Christmas Day 2016
They couldn’t believe what they were seeing! A giant roadside billboard of Luke’s version of the nativity scene. For some it was shocking and troubling. It looked nothing at all like their beautiful nativity most imagined. The sign painter had painted a simple cardboard shack with a contemporary Joseph and Mary who looked very much like the street people who lived in the park a few blocks from the church.
Baby Jesus was wrapped in rags and lying in a tattered disposable diaper box. There were no shepherds or wise men, no angels with gold-tipped wings. There was only a bag lady and a cop who had come by on his horse. They were both kneeling in front of the diaper box, and the babe appeared to be smiling at them.
And underneath the picture were painted the words:
This will be a sign for you:
you will find a child wrapped
in bands of cloth and lying in a manger.
How do you think you would react to such a sign? Surprised? Disappointed? Cautiously approving? I know my first reaction would definitely be one of surprise. Shock, perhaps.
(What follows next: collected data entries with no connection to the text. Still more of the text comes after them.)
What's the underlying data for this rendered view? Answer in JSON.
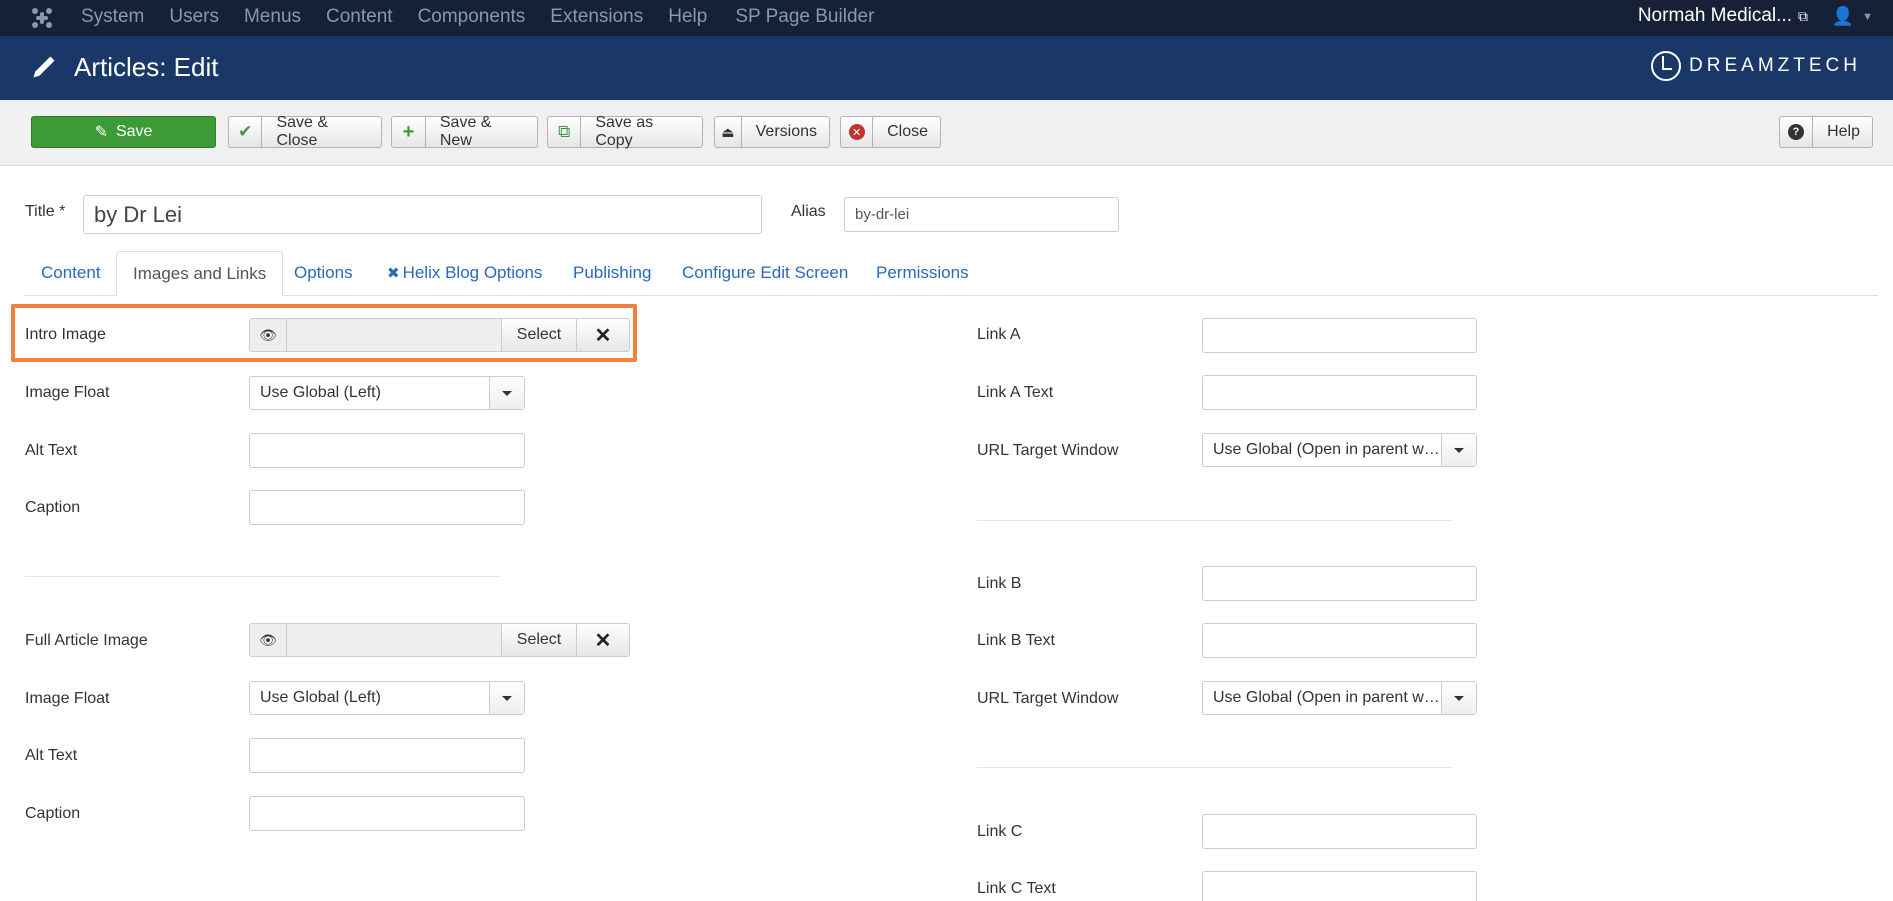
{
  "topnav": {
    "menu": [
      "System",
      "Users",
      "Menus",
      "Content",
      "Components",
      "Extensions",
      "Help",
      "SP Page Builder"
    ],
    "site": "Normah Medical...",
    "icons": [
      "joomla-icon",
      "external-link-icon",
      "user-icon"
    ]
  },
  "header": {
    "title": "Articles: Edit",
    "brand": "DREAMZTECH",
    "color": "#1a3867"
  },
  "toolbar": {
    "save": "Save",
    "save_close": "Save & Close",
    "save_new": "Save & New",
    "save_copy": "Save as Copy",
    "versions": "Versions",
    "close": "Close",
    "help": "Help"
  },
  "form": {
    "title_label": "Title *",
    "title_value": "by Dr Lei",
    "alias_label": "Alias",
    "alias_value": "by-dr-lei"
  },
  "tabs": [
    "Content",
    "Images and Links",
    "Options",
    "Helix Blog Options",
    "Publishing",
    "Configure Edit Screen",
    "Permissions"
  ],
  "active_tab": "Images and Links",
  "images": {
    "intro_image_label": "Intro Image",
    "select_label": "Select",
    "image_float_label": "Image Float",
    "image_float_value": "Use Global (Left)",
    "alt_text_label": "Alt Text",
    "caption_label": "Caption",
    "full_image_label": "Full Article Image"
  },
  "links": {
    "link_a": "Link A",
    "link_a_text": "Link A Text",
    "url_target": "URL Target Window",
    "url_target_value": "Use Global (Open in parent w…",
    "link_b": "Link B",
    "link_b_text": "Link B Text",
    "link_c": "Link C",
    "link_c_text": "Link C Text"
  },
  "highlight_color": "#f0803c"
}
Our nativity scenes are the picture of serenity, not poverty. I normally don’t think of homeless, poor people today as those closest to Mary and Joseph’s situation that night — even though that’s likely the truth.
Jesus promises to come be with us today through this Holy Supper we are about to share. He comes to feed us this Christmas Day, so that every day he might be present with us, guiding us with his Holy Spirit, which some might name the Christmas Spirit: the spirit of giving; the spirit of holding every human life as worth the same, as worth saving.
He came that first Christmas as a vulnerable, poor, and homeless child that we might learn to hear him say to us this Christmas Day,
‘Truly I tell you, just as you did it to one of the least of these who are members of my family, you did it to me.’